O Dionízio me mostrou sua perna, estava horrível, e eu disse a ele, converse com sua ex-mulher e peça para ela pedir a casa de volta. ele falou que ela disse que eles a pagavam em dia e ela não iria pedir a casa, se ele quisesse, ele que procurasse outro lugar para morar. Perguntei a ele se ela sabia que eles estavam perturbando os vizinhos e tinham o agredido, e ele disse que sim, falou também , que ela disse que se ele estava preocupado, procuraria logo um comprador para a casa e acabava com todos os problemas.
Fiquei com muita pena do Dionízio, e na hora que ele me falou porque estava em casa, fiquei mais triste ainda, ele queria que déssemos os números dos nossos celulares para ele, porque qualquer coisa podia acontecer e nesta hora ele poderia nos ligar. Dei os números para ele, mas me irritei tanto com aqueles caras e eu não podia fazer nada pelo o Sr. Dionízio. Você sabe, eu tenho filhos e minha esposa fica metade do dia sozinha em casa e esses caras não tem nada a perder.

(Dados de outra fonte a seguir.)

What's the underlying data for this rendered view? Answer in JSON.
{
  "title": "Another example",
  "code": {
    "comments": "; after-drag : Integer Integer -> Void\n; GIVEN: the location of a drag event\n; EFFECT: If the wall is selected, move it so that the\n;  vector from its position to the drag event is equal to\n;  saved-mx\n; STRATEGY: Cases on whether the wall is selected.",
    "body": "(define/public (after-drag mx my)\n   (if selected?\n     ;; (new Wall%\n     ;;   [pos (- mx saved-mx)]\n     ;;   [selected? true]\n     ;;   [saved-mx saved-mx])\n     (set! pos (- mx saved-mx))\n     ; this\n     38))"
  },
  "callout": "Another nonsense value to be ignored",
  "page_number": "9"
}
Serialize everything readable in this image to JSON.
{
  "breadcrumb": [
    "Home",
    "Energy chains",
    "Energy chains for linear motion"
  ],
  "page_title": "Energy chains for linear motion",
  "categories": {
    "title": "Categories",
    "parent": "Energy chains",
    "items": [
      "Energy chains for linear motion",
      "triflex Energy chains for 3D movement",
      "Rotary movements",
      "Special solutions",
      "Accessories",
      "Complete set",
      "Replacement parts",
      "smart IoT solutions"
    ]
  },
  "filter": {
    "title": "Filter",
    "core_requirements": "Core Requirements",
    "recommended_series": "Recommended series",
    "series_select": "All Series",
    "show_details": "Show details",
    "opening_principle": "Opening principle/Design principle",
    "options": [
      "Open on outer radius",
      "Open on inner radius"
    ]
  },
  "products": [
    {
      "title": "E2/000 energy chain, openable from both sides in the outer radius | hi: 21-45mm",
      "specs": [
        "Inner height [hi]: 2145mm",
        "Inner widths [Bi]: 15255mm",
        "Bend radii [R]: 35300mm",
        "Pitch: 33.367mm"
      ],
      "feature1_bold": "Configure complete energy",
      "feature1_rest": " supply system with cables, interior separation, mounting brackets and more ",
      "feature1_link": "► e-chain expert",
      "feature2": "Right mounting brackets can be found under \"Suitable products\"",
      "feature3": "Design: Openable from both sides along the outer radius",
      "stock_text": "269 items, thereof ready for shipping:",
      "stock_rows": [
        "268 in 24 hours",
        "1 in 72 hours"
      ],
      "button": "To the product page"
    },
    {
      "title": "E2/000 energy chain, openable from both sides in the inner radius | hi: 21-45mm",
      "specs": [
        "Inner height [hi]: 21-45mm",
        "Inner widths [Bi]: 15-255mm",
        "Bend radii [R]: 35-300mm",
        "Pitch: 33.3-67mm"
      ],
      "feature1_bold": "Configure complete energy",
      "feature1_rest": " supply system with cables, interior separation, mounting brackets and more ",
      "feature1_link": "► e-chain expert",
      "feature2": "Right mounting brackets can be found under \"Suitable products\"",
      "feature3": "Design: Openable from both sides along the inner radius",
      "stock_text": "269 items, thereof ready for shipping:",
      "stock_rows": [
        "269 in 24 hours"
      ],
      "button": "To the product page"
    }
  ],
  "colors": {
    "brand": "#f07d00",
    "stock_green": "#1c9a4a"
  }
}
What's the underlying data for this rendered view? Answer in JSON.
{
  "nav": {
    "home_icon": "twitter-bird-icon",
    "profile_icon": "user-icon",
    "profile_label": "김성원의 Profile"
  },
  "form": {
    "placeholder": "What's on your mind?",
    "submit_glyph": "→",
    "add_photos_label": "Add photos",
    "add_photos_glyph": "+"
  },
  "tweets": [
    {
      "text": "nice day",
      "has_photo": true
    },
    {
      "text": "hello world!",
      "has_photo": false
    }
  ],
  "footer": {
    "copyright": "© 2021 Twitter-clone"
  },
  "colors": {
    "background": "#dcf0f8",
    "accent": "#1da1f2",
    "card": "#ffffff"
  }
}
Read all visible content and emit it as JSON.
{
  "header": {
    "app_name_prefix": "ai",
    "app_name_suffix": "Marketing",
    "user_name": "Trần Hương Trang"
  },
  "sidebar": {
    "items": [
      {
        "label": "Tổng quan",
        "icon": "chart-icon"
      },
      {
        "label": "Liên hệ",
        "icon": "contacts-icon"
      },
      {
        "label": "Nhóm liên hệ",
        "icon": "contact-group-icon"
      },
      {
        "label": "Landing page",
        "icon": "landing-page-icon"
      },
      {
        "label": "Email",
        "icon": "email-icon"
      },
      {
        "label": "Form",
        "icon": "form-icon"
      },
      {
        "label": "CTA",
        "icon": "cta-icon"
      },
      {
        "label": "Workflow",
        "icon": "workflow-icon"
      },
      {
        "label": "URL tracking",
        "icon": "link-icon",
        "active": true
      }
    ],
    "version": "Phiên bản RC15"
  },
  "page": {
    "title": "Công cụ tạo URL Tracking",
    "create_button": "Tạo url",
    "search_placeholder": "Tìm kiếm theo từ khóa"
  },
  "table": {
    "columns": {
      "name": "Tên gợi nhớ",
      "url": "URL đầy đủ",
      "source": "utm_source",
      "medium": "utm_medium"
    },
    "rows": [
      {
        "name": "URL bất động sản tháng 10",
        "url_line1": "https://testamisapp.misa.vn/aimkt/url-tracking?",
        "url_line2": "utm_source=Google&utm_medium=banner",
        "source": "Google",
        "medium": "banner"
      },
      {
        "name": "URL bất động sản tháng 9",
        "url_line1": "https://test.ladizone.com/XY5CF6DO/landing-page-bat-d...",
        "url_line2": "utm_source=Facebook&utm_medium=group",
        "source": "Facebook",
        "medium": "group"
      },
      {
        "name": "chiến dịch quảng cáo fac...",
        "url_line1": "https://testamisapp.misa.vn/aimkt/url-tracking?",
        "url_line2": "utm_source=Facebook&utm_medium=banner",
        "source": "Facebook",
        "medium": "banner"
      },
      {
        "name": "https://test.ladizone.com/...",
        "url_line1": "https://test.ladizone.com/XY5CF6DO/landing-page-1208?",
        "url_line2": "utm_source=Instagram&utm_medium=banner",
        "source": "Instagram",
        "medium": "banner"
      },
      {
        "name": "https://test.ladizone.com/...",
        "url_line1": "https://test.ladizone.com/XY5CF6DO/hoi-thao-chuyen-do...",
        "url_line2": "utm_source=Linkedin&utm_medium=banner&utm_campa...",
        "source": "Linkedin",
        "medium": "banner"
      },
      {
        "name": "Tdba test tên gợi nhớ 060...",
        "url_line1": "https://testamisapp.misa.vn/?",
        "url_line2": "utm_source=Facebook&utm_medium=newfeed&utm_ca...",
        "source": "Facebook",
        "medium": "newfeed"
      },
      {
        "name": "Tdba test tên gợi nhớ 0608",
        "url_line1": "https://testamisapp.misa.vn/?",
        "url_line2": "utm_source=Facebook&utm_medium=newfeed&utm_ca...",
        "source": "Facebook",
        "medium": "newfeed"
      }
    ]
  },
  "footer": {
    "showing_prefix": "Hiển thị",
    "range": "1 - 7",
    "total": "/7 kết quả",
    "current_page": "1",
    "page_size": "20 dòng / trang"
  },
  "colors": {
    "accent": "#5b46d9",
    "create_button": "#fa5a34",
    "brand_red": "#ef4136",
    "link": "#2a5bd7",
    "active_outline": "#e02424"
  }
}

O Dionízio foi embora mancando e eu quase chorando de dó, um senhor que vivia sozinho, começou a chegar mais tarde do serviço só para não encontrar os caras na casa, ou então chegava de mansinho para não acordá-los, para eles pensarem que ele não havia voltado do serviço, acharem que ficou por lá ou então que foi dormir na casa de seu irmão que morava perto e mal ia visitá-lo.
Mais uma vez o Dionízio foi me procurar em casa e o clima parecia estar melhor por lá, me falou que os caras estavam tratando-o bem, é verdade, eu estava no portão por esses dias e o vizinho do outro lado da casa dele me disse a mesma coisa, disse que viu o Dionízio com eles, viu os caras dentro da casa do Dionízio e ele junto, estavam na maior farra. Que bom, pelo menos agora ele dorme mais tranqüilo.
Chegou o final do ano, o Dionízio foi passar o Natal com os caras. Na onde, eu não sei. Só sei que ele voltou bem.
Na última semana do ano, minha esposa me falou que estava lavando louça e viu o Dionízio na garagem fuçando as tranqueiras que os caras deixavam lá, disse que o Dionízio parecia procurar alguma coisa, o que era, ela não sabia. Ela me disse que depois daquele dia os caras começaram a brigar entre eles mesmos.
Passado o fim de ano, muita festa, muita alegria lá na rua todos estavam reunidos, menos os inquilinos do Dionízio, o clima entre eles e a turma do futebol ainda estava quente.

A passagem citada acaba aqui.